Moving Healthcare Forward for Everyone

Terry Culver is the owner of Last Time Around Antiques in Barre.

I have been selling antiques for 29 years, and my wife and I opened our own shop, Last Time Around Antiques, in downtown Barre in 2004. I also worked at the granite quarry for many years which provided me with health insurance during this time. After retiring from the quarry, I began working full-time at the shop and now have insurance through my wife’s employer.

Many small business owners in Vermont find themselves in a similar situation, accessing health insurance through a spouse’s plan with a larger employer or through Medicaid, Medicare or the healthcare exchange. Some do not have insurance at all. They cannot afford to provide healthcare benefits as a small business owner which puts them at a disadvantage when hiring and retaining employees.

Small business owners are invested in their employees and care about the health and wellbeing of people in their communities. We need to find a way to improve our healthcare system and move toward a universal plan that supports our small businesses and provides quality, equitable care to everyone.

Like many people who have insurance, my wife and I have a high deductible plan and pay a significant amount in out-of-pocket expenses each year.  My medication was unaffordable at $10.50 for one pill at the time it was prescribed, which would have cost me $1,280 for a 122 pill prescription. And if the Trump Administration succeeds in removing the protection for people with pre-existing conditions, my wife could be one of the more than 260,000 Vermonters to be affected by this change.

My wife had breast cancer two years ago. Before the Affordable Care Act, insurance companies could deny coverage for many illnesses including cancer, diabetes and arthritis and also conditions that we wouldn’t consider to be illnesses like pregnancy. If we were uninsured when my wife was diagnosed with cancer, we wouldn’t have been able to afford the $100,000 treatment costs each year.
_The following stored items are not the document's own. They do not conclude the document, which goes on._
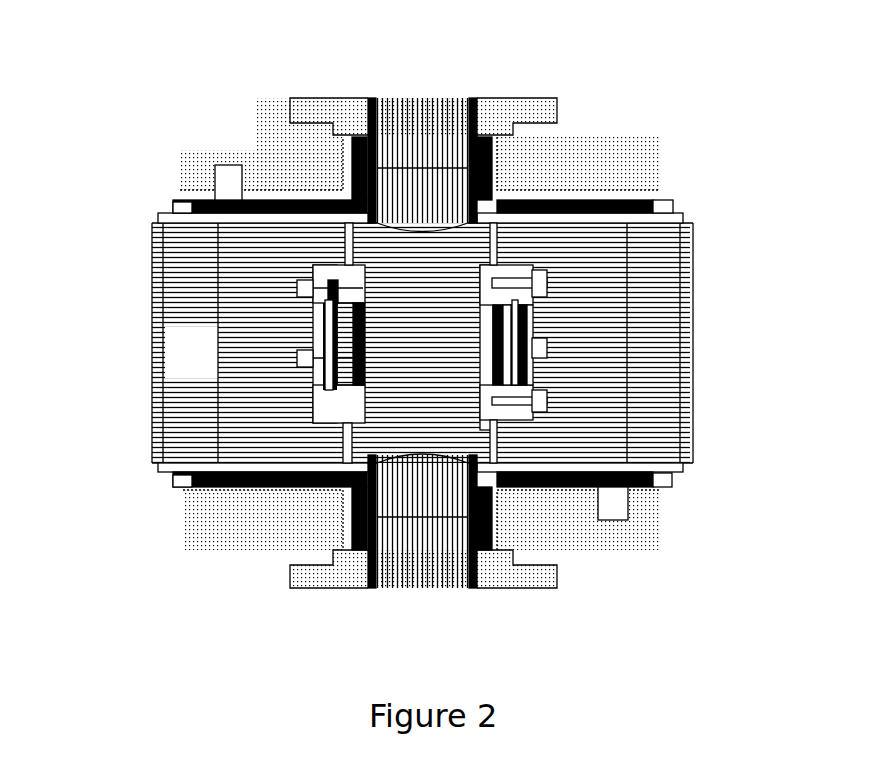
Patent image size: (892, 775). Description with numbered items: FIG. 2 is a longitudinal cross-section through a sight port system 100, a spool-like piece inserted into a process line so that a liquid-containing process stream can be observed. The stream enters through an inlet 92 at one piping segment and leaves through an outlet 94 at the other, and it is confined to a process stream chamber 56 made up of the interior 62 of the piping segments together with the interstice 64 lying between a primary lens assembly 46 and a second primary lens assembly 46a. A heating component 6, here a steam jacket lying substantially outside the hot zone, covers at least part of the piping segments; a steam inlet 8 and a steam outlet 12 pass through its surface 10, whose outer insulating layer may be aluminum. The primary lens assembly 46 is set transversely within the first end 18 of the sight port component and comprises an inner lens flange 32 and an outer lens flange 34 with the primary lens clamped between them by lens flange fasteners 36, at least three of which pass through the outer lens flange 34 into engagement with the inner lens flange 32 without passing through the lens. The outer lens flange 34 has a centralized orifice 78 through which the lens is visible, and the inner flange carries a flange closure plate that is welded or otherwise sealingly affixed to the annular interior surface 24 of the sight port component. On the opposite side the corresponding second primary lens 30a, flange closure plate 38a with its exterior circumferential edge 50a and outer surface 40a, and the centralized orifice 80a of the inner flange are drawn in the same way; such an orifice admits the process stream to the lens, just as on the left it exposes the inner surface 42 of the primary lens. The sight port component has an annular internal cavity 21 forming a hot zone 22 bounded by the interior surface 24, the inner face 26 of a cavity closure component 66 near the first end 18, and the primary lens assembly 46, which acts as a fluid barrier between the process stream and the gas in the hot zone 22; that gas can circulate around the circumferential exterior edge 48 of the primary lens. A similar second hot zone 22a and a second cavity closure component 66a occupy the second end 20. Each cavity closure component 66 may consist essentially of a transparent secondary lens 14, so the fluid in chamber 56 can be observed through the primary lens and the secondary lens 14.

The sight port system 100 is at (626, 78).
The inlet 92 is at (413, 97).
The interior of piping segments 62 is at (437, 146).
The first end 18 is at (160, 212).
The surface of steam jacket 10 is at (197, 190).
The steam inlet 8 is at (218, 165).
The heating component 6 is at (249, 202).
The outer lens flange 34 is at (319, 270).
The inner lens flange 32 is at (349, 272).
The annular interior surface 24 is at (237, 222).
The lens flange fasteners 36 is at (300, 283).
The inner face 26 is at (160, 341).
The secondary lens 14 is at (158, 395).
The centralized orifice 78 is at (322, 377).
The cavity closure component 66 is at (160, 465).
The internal cavity 21 is at (196, 468).
The primary lens assembly 46 is at (293, 415).
The circumferential exterior edge 48 is at (333, 395).
The inner surface of primary lens 42 is at (360, 355).
The hot zone 22 is at (275, 359).
The interstice 64 is at (437, 359).
The second hot zone 22a is at (607, 359).
The exterior circumferential edge of second flange closure plate 50a is at (490, 321).
The outer surface of second flange closure plate 40a is at (562, 265).
The centralized orifice of second inner lens flange 80a is at (492, 223).
The second flange closure plate 38a is at (515, 223).
The second primary lens assembly 46a is at (623, 220).
The second end 20 is at (683, 213).
The second cavity closure component 66a is at (687, 465).
The steam outlet 12 is at (615, 520).
The second primary lens 30a is at (522, 392).
The outlet 94 is at (438, 588).
The process stream chamber 56 is at (430, 445).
I agree that improvements need to be made to our current healthcare system to make premiums more affordable, but the protections that the ACA provides to many people are a step in the right direction. The Trump Administration’s recent attempt to remove the protection for people with pre-existing conditions alone would directly affect more than 130 million people in the United States who suffer from an ongoing or recent illness or condition.

Do we want to go back to a time when people were uninsured and insurance companies could deny coverage or increase premiums and deductibles for those who are sick and need care? With more money going to insurance companies and less money in our local economies, all of us will be affected. I know healthcare costs are high right now, but what if everyone in your family was denied coverage for a pre-existing condition? Imagine how much that would cost. For me, even though it is difficult to pay $5,000 each year toward a deductible, I wouldn’t be able to pay $100,000 for cancer treatment. It’s not perfect, but I don’t want to go back. We must build on what’s working, and continue to progress for the health of future generations.